Pumpkin!

Nov 09, 2009 00:42

First, read this to prime you for some awesome vegetarian recipes. (And because I'm having a rare missionary moment and feel the need to remind all of the strange southern flisty people who celebrate Thanksgiving in November that it IS possible-and delicious-to have said autumnal celebration without dead birds. Did I mention that I highly recommend Tofurky?)

A few weeks ago, harmony_bites was recounting all of her mad pumpkin adventures to me via chat, so I went out and bought a pumpkin with the intent of following suit. There was a lot of pumpkin. Most of it ended up puréed and frozen in my freezer. Some of it is still there.

The rest of it is in my refrigerator in the form of soup and casserole and pie.

This is the soup recipe, which turned out very well and was relatively easy in the land of chopping and mixing and cutting.

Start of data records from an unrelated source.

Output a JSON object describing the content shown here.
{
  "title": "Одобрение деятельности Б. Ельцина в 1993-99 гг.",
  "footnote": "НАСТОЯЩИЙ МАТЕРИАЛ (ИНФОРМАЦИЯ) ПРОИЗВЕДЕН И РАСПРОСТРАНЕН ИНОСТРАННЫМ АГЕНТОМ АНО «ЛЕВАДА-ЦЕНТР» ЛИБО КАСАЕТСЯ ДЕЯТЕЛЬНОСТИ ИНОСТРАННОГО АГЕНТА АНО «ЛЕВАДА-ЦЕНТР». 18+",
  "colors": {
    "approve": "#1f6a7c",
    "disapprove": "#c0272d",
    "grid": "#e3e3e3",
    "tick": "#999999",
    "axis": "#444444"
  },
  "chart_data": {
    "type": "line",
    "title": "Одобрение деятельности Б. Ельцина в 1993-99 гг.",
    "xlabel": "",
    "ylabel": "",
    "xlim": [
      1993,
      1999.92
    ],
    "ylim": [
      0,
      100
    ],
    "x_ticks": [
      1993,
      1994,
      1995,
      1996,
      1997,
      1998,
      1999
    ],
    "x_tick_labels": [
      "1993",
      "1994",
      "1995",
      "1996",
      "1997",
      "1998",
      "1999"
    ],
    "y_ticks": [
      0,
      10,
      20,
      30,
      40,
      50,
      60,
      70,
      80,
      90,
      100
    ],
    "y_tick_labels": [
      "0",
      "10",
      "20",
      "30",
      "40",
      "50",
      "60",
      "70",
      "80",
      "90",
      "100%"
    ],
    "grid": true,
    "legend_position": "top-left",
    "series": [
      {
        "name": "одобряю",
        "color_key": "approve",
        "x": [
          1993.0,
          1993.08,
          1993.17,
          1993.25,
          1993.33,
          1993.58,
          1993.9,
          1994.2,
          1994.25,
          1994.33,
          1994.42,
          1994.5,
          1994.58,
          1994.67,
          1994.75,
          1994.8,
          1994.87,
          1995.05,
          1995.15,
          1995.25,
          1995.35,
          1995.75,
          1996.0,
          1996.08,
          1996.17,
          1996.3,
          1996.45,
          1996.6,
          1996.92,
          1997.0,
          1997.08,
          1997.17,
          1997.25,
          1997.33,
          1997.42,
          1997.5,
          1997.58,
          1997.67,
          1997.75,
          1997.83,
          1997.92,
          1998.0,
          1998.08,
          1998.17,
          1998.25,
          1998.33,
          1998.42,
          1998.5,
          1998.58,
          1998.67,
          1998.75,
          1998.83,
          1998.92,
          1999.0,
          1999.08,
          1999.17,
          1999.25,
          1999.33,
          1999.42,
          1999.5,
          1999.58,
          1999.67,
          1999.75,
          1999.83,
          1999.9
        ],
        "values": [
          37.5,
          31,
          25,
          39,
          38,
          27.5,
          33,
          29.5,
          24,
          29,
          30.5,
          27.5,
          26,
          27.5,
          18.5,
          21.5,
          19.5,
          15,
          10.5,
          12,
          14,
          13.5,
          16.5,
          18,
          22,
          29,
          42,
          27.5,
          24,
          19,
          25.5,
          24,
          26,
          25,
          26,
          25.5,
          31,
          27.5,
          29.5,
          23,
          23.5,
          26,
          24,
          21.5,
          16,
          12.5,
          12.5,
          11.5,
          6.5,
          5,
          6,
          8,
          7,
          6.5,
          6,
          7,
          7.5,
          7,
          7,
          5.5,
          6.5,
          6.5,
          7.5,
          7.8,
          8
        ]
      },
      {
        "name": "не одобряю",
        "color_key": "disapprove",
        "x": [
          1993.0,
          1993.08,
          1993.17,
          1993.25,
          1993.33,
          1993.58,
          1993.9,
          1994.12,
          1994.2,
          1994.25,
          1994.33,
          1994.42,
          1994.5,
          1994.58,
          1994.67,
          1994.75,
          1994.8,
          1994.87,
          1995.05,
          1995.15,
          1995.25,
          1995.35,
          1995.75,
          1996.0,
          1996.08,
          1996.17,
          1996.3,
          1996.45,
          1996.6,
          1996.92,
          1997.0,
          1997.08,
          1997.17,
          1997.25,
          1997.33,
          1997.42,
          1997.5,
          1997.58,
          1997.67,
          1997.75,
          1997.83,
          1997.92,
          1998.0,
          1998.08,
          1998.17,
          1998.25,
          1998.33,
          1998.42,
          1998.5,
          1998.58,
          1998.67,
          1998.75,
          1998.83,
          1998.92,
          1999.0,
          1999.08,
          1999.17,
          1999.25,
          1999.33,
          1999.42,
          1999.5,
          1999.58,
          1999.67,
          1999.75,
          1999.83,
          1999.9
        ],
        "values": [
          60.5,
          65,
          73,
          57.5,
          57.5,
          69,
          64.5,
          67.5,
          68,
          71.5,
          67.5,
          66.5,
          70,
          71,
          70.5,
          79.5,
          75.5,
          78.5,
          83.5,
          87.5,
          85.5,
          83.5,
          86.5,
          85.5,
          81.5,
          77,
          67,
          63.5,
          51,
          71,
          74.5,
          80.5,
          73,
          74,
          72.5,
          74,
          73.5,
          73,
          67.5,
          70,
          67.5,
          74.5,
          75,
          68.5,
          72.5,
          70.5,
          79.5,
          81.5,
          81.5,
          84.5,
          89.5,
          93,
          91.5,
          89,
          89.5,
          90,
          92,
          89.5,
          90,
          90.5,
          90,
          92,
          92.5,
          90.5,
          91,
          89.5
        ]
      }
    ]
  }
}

The other two recipes are from The New Moosewood Cookbook, which is a bible of easy, delicious, and creative vegetarian cooking.

Arabian Squash Casserole
4 cups cooked squash or pumpkin, mashed or puréed
1 tbsp olive oil
1 1/2 chopped onion
1tsp salt
2 small bell peppers (one red and one green, if possible), minced
4 or 5 medium cloves garlic, minced
black pepper and cayenne, to taste [I used chili peppers]
1/2 cup firm yogurt
1 cup crumbled feta cheese
Optional: sunflower seeds and/or minced walnuts, for the top [note: I used pecans]

Preheat oven to 375 F.
Place the mashed or puréed squash in a large bowl.
Heat the olive oil in a medium-sized skillet. Add onion, and sauté over medium heat for about 5 minutes. Add salt and bell peppers. Sauté about five more minutes, or until the peppers begin to get soft.
Add garlic, black pepper, and cayenne, and sauté a few more minutes
add the sauté, along with yogurt and feta, to the squash, and mix well. Spread into an ungreased 9-inch square baking pan; sprinkle the top lightly with sunflower seeds and/or mixed walnuts.
Bake uncovered for 25 to 30 minutes, or until bubbly.

Note: I served it with toasted pita bread and it was delicious. The cookbook also suggests a delicious-sounding variation, which doesn't have the yogurt, feta, seeds, or walnuts. Instead, add 1tsp cumin, 1/2 tsp dried coriander, 1 tsp chili powder, 2 cups corn, and top with 1 cup grated cheddar.



Crust:
6 tsp butter or margarine [I used that Earth Balance stuff, which I think works better than real butter. A nice alternative in pretty much everything if you are trying to cut back on dairy or have something healthier, etc.]
1 1/2 cups flour
about 4 tbs cold water, milk, or buttermilk.

Use a pastry cutter, two forks, or a food processor to cut together the butter and flour until the mixture is uniformly blended and resembles coarse corn meal.
Add just enough liquid to hold the dough together. Roll out the dough and form a crust in a 9- or 10-inch pie pan.

Filling:
2 cups cooked, puréed pumpkin or squash
1/4 cup white sugar
1/4 cup brown sugar
2 tbsp molasses
1/2 tsp. ground cloves or allspice
2tsp cinnamon
2 tsp powdered ginger
3/4 tsp salt
2 beaten eggs [note: I used 2 tbsp ground flax with 6 tbsp water]
1 cup evaporated milk

Preheat oven to 375F.
Place pumpkin or squash purée in a medium-sized bowl, and add all other filling ingredients. Beat until smooth.
Spread into the pie crust and bake at 375 for 10 minutes. Turn the oven down to 350, and back another 40 minutes, or until the pie is firm in the centre when shaken lightly.
Cool at least to room temperature before serving. This pie tastes very good chilled, with rum- or vanilla-spiked wipped cream, or some high-quality vanilla ice cream.

Notes: When it says 'no fault,' it means it. This was sooooo quick/easy and hands-down the best pumpkin pie I have ever tasted. And my baking skills aren't all that great, so this is impressive indeed. And if anyone knows a dairy-less substitute for dehydrated milk, do let me know. I'll never be a true vegan, but I like to flirt with it occasionally (and help out the dairy-allergic friends).

Also, for those interested, the new Imogen Heap album is fucking amazing.